Bengal never won Independence like “India” did; instead in 1947, it had the Partition. Like Apu of the Apu Trilogy portrayed in cinema by Satyajit Ray, the Bengali could never forget that because there was Independence, there was also Partition. Culture, came in handy for the masses of displaced respectable people albeit with means smaller than that of the bhadralok, and helped them assume a moral upper hand by lionizing the displaced, the wronged, and the struggling middle class. Ritwik Ghatak’s cinema, Salil Choudhury’s music, Uttam Kumar’s stardom, Shankar’s novels expressed the sentiments of this new middle class, the underclass of the Bengal Club elites.

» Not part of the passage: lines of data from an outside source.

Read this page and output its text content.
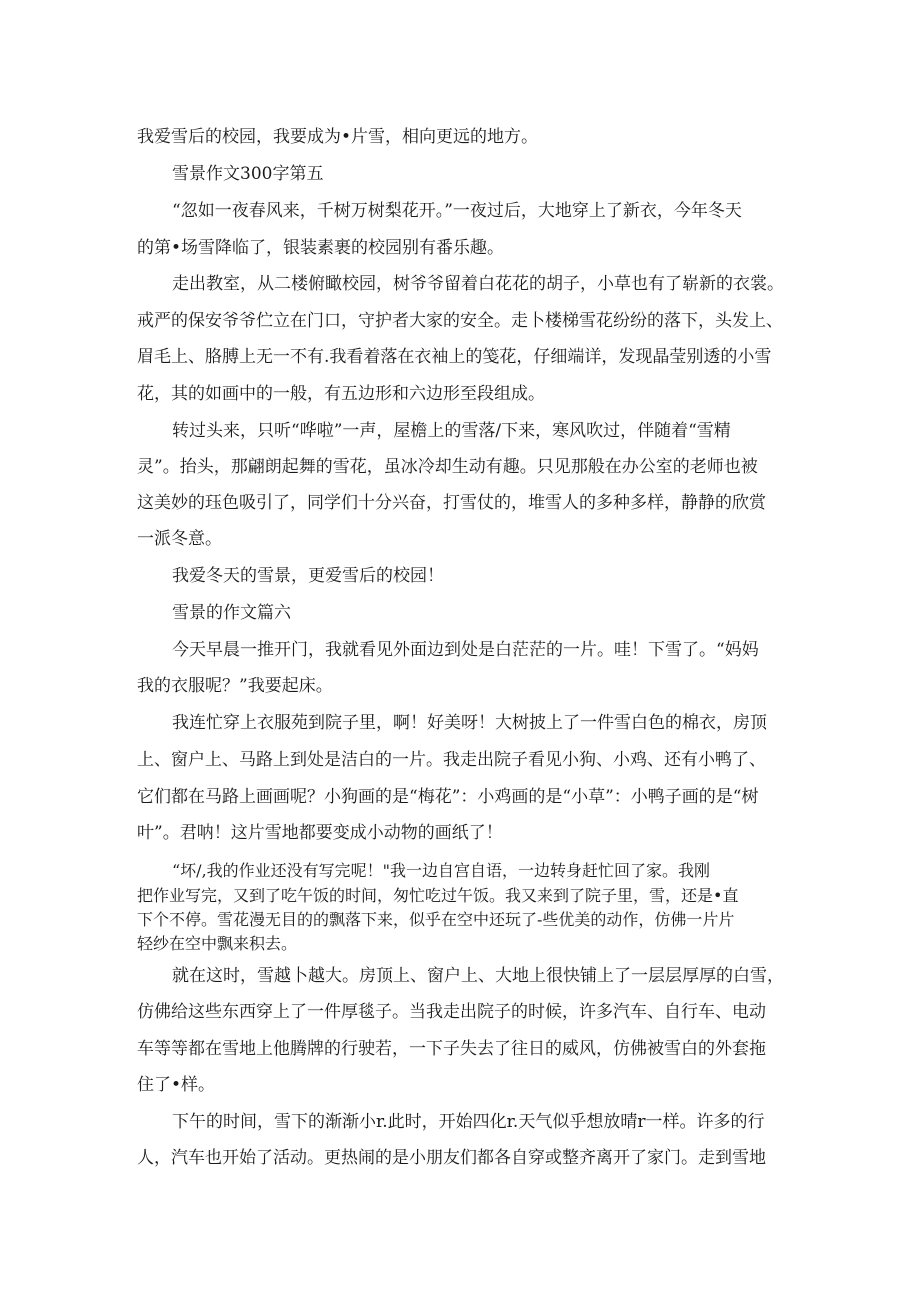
我爱雪后的校园，我要成为•片雪，相向更远的地方。

雪景作文300字第五

“忽如一夜春风来，千树万树梨花开。”一夜过后，大地穿上了新衣，今年冬天

的第•场雪降临了，银装素裹的校园别有番乐趣。

走出教室，从二楼俯瞰校园，树爷爷留着白花花的胡子，小草也有了崭新的衣裳。

戒严的保安爷爷伫立在门口，守护者大家的安全。走卜楼梯雪花纷纷的落下，头发上、

眉毛上、胳膊上无一不有.我看着落在衣袖上的笺花，仔细端详，发现晶莹别透的小雪

花，其的如画中的一般，有五边形和六边形至段组成。

转过头来，只听“哗啦”一声，屋檐上的雪落/下来，寒风吹过，伴随着“雪精

灵”。抬头，那翩朗起舞的雪花，虽冰冷却生动有趣。只见那般在办公室的老师也被

这美妙的珏色吸引了，同学们十分兴奋，打雪仗的，堆雪人的多种多样，静静的欣赏

一派冬意。

我爱冬天的雪景，更爱雪后的校园！

雪景的作文篇六

今天早晨一推开门，我就看见外面边到处是白茫茫的一片。哇！下雪了。“妈妈

我的衣服呢？”我要起床。

我连忙穿上衣服苑到院子里，啊！好美呀！大树披上了一件雪白色的棉衣，房顶

上、窗户上、马路上到处是洁白的一片。我走出院子看见小狗、小鸡、还有小鸭了、

它们都在马路上画画呢？小狗画的是“梅花”：小鸡画的是“小草”：小鸭子画的是“树

叶”。君呐！这片雪地都要变成小动物的画纸了！

“坏/,我的作业还没有写完呢！"我一边自宫自语，一边转身赶忙回了家。我刚

把作业写完，又到了吃午饭的时间，匆忙吃过午饭。我又来到了院子里，雪，还是•直

下个不停。雪花漫无目的的飘落下来，似乎在空中还玩了-些优美的动作，仿佛一片片

轻纱在空中飘来积去。

就在这时，雪越卜越大。房顶上、窗户上、大地上很快铺上了一层层厚厚的白雪，

仿佛给这些东西穿上了一件厚毯子。当我走出院子的时候，许多汽车、自行车、电动

车等等都在雪地上他腾牌的行驶若，一下子失去了往日的威风，仿佛被雪白的外套拖

住了•样。

下午的时间，雪下的渐渐小r.此时，开始四化r.天气似乎想放晴r一样。许多的行

人，汽车也开始了活动。更热闹的是小朋友们都各自穿或整齐离开了家门。走到雪地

The CPI(M) with its huge cadre, its deep infiltration into social spaces, artistic expressions, family matters actually stepped into the cultural space of the middle middle and the lower middle class. The long duration of the CPI(M) was because of its politicization of the culture of the Bengalis that divided and united them into competitors of the social mobility game, whose rules they all consensually agreed to abide by.
Today that Bengal has decided to change. The “Poriborton” goes much beyond who occupies the Writer’s Building. The change of culture that comes in today, irrespective of whether the TMC will be able to deliver the goods or not, is a change in the way Bengalis would want to negotiate with the world. This change is a change in the world view and it is quite possible that Mamata Banerjee might not be able to politicize this culture entirely like the CPI(M) did. The CPI(M) had defined too much, spoken too much, covered too much and organized too much. It had covered so much of the culture space that it left very little space for the new to come in. Every job went to its sympathizers, every thought had to reflect their agenda, every dream must be theirs, every conflict resolved their way. Slowly the Left Front took over so entirely, that culture lost its flexibility to evolve and emerge into something new. The vote for Mamata is a desperate search for some breathing space.
Mamata Banerjee’s politics revolves around very large moral questions those started off with Singur and Nandigram challenging our very development agenda, very path of globalization, the very strategy of privatization. Sonia Gandhi called her over to share a berth in the UPA and today Rahul Gandhi courts arrest over exactly the same issues in western UP. Mamata’s questions are echoed by the Indian National Congress; Bengal always wanted to be this way, what it thinks today the rest of India would think tomorrow.